No capítulo 5, "Átomos e estados da matéria", o tratamento dispensado à física do estado sólido, que engloba atualmente toda a matéria condensada, incluindo as aplicações de maior impacto da mecânica quântica, é infelizmente bem superficial. Afinal de contas, dificilmente estaríamos aqui escrevendo num laptop ou nos comunicando pela internet sem essa maravilha dos semicondutores, explicados pela teoria quântica das bandas eletrônicas de energia. A supercondutividade, em baixas e altas temperaturas, a superfluidez, a análise das propriedades elétricas e magnéticas dos materiais, o projeto de novos materiais, são conquistas do século XX. O americano John Bardeen ganhou o Prêmio Nobel duas vezes: pela descoberta do transistor, logo depois da guerra, e mais tarde pela proposta de uma teoria para a explicação da supercondutividade, com repercussões na própria formulação das teorias de campos.

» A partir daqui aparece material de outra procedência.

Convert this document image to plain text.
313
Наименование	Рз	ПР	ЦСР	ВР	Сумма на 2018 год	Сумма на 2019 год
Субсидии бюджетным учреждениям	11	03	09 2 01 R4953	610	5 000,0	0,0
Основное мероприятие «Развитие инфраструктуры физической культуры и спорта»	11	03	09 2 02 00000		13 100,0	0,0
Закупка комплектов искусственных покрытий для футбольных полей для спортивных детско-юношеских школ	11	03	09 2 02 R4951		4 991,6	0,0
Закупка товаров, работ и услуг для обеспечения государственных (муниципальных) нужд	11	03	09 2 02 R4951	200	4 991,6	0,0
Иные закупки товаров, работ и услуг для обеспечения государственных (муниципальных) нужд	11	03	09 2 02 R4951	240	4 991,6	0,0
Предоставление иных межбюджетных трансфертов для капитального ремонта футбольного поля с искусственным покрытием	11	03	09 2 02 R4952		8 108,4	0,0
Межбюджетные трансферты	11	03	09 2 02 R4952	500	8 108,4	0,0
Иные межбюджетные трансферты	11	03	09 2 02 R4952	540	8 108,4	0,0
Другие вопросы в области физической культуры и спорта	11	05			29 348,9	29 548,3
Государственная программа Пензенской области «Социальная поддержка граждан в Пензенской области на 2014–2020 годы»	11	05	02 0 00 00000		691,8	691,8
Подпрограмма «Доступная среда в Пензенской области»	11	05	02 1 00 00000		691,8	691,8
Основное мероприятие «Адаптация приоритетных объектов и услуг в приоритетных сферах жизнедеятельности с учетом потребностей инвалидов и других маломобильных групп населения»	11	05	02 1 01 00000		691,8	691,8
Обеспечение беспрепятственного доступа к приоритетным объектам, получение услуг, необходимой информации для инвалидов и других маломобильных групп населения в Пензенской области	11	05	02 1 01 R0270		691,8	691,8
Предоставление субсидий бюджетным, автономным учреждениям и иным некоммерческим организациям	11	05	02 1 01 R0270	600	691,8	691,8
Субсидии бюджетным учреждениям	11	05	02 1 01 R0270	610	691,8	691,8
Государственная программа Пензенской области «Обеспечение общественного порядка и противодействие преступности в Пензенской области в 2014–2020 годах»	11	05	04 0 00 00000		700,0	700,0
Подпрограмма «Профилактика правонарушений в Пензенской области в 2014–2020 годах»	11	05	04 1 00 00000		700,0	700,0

Algumas escolhas de Michel Paty refletem preferências pessoais, opiniões do autor, que poderiam ser questionadas, mas que não prejudicam o conteúdo central. Por exemplo, acho difícil justificar longas seções sobre "sistemas dinâmicos", tema de maior repercussão no domínio da matemática, mas que se beneficiou enormemente da física computacional, que praticamente não é mencionada no texto. As conexões entre o caos determinístico e os fundamentos da mecânica estatística ainda precisam ser estabelecidas. Quase nada se fala sobre a própria mecânica estatística, em boa parte construída no século XX, com aplicações crescentes no domínio das "organizações complexas da matéria", ou na "física do cotidiano", forma pouco adequada de se referir aos interesses pioneiros de Pierre-Gilles de Gennes. O estudo das transições de fase e dos fenômenos críticos recebe tratamento superficial e às vezes equivocado, embora se mencione o "grupo de renormalização", técnica fecunda destinada a lidar com fenômenos sem uma escala bem definida, como as flutuações de tamanho das gotículas de um fluido nas vizinhanças do ponto crítico. Nesse caso, os materiais da física dos sólidos - e os modelos da física estatística - proporcionaram os testes adequados da teoria, que de outra forma teria que aguardar experiências delicadas (e caríssimas) no domínio das altas energias. Outras escolhas de Paty são interessantes, mas também me parecem um tanto distantes das conquistas do que se poderia delimitar como a física do século XX; refiro-me aqui ao capítulo 9, sobre a dinâmica da terra, com um apanhado dos avanços da geofísica, mencionando até as hipóteses sobre a extinção dos dinossauros, e ao capítulo 12, sobre as origens, com atenção especial às origens do homem, da vida e da terra, que sem dúvida podem ser atualmente analisadas sob um prisma cientificamente mais rigoroso, embora não haja um balanço da contribuição crescente dos físicos, pelo menos da aplicação aos sistemas biológicos de métodos e técnicas oriundos da física. Francis Crick, físico de formação, participou de uma das descobertas biológicas mais marcantes do século XX, utilizando técnicas de raios X, e tendo sido estimulado talvez por conferências famosas de Schroedinger, indagando sobre a vida e sobre a mente.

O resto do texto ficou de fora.